Их заводили в кабинеты, специально освобожденные для допросов, напялившие на себя маски доблестные сотрудники правоохранительных органов», — возможно, из чувства осторожности, неизвестно ведь, как может обернуться дело в дальнейшем, — и раздевали. А затем, собравшись в круг, обсуждали достоинства и недостатки каждой из своих жертв. Для тех же истязателей, у которых могла вдруг пробудиться совесть либо нечто напоминающее это неведомое им чувство, на подоконниках стояли бутылки водки и стаканы — своего рода моральная анестезия. Там же кучей были свалены пачки презервативов, доставленные из ближайшей аптеки.
Между прочим, в аптеках города были зафиксированы в эти дни многочисленные факты оптовых закупок этого ходового товара.
Вдоволь насмеявшись и возбудившись для дела, эти «мужчины» предлагали несчастным женщинам добровольно согласиться испытать свою судьбу прямо вот на этих сдвинутых один к другому письменных столах. Предлагались и возможные варианты.
Отказ не принимался. Истерики обрывались на корню. Сильные, как жеребцы, «бойцы» набрасывались на свои жертвы. Истошные крики насилуемых женщин разносились по всем коридорам изолятора временного содержания. В камерах тоже творилось совершенно невероятное. Возмущенных и протестующих против милицейского произвола задержанных людей били и унижали. Была команда — гасить на корню любые возможные бунты, и она, похоже, исполнялась с особым вдохновением. Господин Гузиков обещал ведь показать им всем кузькину мать, и вот теперь его обещание приводилось в жизнь с истовой, завидной страстью...
А может, она генетически заложена в российского холуя — эта сдерживаемая до поры до времени страшная жажда мести всем, кто на тебя плюет в обычной жизни? Недаром же с давних пор стал сакраментальным, едва ли не важнейшим в жизни вопрос: «Ты меня уважаешь?» «Нет, не уважаю!» — и... понеслось по кочкам...
Женщин меняли — нельзя же было насиловать бесконечно все одних и тех же.

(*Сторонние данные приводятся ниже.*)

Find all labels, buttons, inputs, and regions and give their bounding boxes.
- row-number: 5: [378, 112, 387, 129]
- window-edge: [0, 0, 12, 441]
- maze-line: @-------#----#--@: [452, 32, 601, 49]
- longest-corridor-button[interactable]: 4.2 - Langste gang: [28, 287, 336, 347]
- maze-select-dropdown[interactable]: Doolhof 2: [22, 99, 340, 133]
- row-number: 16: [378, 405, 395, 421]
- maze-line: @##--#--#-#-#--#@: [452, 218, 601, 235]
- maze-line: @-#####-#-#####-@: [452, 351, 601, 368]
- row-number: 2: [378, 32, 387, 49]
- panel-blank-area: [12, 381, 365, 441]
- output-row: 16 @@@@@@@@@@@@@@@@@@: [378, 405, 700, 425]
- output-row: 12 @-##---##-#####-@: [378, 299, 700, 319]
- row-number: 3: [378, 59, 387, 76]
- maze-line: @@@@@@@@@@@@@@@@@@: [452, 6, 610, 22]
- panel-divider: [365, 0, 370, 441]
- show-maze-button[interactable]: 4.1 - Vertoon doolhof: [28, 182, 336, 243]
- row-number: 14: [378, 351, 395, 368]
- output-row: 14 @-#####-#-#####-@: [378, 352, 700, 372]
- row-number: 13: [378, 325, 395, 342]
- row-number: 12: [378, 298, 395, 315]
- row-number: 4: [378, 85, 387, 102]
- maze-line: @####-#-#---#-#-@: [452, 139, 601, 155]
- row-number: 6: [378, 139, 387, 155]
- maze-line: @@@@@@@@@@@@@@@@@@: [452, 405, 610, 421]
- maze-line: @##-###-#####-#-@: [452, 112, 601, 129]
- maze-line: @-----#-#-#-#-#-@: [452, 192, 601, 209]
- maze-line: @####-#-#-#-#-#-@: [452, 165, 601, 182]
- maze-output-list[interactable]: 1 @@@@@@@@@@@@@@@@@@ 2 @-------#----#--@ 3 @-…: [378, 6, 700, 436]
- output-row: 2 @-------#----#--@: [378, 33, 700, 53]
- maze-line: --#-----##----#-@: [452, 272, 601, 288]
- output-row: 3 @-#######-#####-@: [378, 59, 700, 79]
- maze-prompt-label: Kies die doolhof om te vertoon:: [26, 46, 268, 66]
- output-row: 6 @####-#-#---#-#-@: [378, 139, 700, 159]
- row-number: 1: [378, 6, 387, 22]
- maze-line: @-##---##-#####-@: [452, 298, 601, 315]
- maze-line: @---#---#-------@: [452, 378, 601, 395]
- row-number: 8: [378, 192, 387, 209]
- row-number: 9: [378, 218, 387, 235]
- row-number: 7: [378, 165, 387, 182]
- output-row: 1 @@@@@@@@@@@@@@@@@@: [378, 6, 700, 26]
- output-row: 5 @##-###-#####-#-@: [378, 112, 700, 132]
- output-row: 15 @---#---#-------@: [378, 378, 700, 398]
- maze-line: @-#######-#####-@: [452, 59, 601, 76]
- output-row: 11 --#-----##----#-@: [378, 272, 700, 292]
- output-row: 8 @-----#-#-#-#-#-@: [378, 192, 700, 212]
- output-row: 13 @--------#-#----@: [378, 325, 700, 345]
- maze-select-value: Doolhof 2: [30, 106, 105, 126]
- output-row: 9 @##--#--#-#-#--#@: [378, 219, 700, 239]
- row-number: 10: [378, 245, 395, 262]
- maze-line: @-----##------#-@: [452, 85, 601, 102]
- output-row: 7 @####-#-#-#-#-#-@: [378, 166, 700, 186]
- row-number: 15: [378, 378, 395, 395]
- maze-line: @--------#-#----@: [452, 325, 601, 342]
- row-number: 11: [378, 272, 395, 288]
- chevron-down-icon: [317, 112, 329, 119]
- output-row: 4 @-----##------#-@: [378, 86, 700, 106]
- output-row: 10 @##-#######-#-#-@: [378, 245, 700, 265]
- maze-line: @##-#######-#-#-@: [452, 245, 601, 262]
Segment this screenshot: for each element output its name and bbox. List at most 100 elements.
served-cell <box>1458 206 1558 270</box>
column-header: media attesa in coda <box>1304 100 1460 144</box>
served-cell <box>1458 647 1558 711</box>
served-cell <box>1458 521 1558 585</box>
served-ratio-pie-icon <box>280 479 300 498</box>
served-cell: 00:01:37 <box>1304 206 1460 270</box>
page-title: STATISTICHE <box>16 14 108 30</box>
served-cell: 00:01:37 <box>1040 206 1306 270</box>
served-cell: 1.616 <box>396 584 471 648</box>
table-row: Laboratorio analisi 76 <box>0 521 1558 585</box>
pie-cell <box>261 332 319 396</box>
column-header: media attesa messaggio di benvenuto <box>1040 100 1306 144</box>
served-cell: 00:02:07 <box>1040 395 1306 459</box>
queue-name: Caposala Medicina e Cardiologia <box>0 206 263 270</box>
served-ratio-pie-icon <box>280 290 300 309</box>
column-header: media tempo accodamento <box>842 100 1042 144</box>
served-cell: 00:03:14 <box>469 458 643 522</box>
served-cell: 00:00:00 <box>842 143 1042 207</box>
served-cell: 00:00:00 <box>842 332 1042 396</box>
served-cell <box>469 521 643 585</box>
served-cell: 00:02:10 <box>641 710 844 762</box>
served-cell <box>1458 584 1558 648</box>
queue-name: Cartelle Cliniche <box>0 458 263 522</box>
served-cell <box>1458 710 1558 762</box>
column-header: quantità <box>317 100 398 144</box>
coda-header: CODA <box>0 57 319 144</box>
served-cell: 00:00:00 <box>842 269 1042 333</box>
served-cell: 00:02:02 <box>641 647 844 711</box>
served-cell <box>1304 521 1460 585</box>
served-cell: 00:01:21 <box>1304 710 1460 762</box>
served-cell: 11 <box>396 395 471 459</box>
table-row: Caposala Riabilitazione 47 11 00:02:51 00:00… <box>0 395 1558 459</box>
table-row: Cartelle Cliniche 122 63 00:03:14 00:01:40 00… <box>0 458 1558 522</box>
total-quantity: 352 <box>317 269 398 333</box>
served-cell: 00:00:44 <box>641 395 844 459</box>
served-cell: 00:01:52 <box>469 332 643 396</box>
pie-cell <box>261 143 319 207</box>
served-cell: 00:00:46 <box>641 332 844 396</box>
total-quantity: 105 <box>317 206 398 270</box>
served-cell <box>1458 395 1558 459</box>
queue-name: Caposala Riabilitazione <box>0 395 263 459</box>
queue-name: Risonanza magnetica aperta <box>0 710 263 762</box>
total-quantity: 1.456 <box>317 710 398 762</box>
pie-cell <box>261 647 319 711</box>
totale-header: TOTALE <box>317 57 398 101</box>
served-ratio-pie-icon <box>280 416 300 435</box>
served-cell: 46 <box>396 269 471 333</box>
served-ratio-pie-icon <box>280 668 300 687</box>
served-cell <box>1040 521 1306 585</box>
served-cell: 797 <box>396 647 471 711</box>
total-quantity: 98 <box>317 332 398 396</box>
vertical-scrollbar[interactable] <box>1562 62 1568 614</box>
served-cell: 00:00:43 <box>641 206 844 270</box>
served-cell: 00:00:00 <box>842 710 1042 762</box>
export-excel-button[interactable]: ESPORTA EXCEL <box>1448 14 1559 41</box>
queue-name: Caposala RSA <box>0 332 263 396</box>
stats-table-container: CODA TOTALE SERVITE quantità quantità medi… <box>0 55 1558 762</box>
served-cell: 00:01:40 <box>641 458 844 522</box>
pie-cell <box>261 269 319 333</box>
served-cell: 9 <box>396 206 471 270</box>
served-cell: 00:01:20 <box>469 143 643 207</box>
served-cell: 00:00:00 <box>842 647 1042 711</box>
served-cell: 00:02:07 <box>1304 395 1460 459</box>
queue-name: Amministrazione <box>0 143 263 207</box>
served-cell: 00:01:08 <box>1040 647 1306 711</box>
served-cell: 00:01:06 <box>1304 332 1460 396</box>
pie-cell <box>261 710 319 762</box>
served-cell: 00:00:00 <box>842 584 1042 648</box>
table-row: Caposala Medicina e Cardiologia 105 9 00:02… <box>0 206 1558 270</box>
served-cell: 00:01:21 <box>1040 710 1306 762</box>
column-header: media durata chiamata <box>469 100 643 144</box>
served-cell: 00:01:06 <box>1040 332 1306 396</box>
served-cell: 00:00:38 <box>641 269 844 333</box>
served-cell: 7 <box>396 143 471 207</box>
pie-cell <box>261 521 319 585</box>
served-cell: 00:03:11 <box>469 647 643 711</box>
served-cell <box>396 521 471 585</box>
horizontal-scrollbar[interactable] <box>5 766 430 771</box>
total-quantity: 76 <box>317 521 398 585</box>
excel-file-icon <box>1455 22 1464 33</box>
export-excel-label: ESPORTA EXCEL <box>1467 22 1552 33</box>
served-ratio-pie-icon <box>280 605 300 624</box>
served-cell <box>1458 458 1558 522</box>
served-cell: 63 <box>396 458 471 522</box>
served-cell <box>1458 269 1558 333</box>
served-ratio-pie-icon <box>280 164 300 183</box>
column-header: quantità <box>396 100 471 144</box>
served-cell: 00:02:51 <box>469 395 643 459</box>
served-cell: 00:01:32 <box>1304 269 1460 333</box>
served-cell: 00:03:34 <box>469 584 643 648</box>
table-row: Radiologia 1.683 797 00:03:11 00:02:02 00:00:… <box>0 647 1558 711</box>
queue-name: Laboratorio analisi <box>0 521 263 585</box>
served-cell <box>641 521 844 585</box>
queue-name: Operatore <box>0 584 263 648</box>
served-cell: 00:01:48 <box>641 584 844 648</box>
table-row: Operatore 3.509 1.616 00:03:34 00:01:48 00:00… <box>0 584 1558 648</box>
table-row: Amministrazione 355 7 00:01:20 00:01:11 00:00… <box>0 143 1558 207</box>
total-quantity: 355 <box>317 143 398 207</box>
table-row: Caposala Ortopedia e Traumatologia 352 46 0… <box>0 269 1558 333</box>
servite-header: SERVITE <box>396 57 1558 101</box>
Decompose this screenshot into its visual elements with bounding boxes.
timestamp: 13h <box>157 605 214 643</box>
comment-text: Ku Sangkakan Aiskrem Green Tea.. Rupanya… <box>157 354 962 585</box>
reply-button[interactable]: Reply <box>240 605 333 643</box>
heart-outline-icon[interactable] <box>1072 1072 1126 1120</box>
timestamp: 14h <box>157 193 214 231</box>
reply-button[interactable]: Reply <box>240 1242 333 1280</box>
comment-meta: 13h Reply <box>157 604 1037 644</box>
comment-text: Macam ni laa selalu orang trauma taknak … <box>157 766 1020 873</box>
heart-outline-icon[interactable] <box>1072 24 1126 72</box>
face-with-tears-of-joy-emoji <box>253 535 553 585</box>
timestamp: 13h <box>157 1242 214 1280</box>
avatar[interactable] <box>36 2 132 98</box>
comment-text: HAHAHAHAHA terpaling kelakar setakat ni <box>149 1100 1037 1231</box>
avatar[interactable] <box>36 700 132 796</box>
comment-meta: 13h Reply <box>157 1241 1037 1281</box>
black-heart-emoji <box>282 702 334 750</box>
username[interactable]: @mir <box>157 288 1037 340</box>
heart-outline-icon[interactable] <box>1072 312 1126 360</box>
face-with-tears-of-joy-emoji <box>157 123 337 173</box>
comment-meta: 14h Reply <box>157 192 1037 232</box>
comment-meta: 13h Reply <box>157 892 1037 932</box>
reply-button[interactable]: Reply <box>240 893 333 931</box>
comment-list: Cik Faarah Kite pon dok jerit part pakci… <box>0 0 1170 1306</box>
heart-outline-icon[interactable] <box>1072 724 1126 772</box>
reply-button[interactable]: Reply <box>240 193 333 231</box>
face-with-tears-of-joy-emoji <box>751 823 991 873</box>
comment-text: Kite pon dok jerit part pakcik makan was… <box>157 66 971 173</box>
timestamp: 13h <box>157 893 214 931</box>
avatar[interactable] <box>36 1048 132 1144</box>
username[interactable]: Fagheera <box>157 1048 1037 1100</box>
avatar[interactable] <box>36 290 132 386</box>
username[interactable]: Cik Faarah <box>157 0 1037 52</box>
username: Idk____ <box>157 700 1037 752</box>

Так и до смертоубийства недалеко, а такой команды не было. Вот проучить — это было. И учили. Пока силы оставались, даже проституток и тех употребили, чувствуя уже, что жажда наказания как бы заходит в тупик... Один из уставших ментов, которому, видно, окончательно опротивели и водка, и однообразное насилие, вынес к помойке полведра использованных презервативов, да так и задремал с незастегнутыми брюками на лавочке во дворе ИВС.
День благополучно заканчивался, служивый народ устал, притомился, разбираться с задержанными дальше никому не хотелось, да и потом, куда они все отсюда денутся? Подождут и до завтра, когда появятся новые силы либо последует очередное указание начальства. Исполнители стали разбредаться по домам. А вслед за ними волнами катились страшные рассказы об учиненных ими насилиях в кабинетах следственного изолятора. И вечерний город, казалось, оцепенел от ужаса. Такого здесь еще не происходило.
Улицы опустели, люди заперлись в домах. Город словно вымер. Шедший в здание администрации подполковник Затырин искренне удивлялся этому обстоятельству — ему-то пока никто не докладывал о том, как отличились его молодцы. Но главное — видел он — было достигнуто: в городе установился порядок.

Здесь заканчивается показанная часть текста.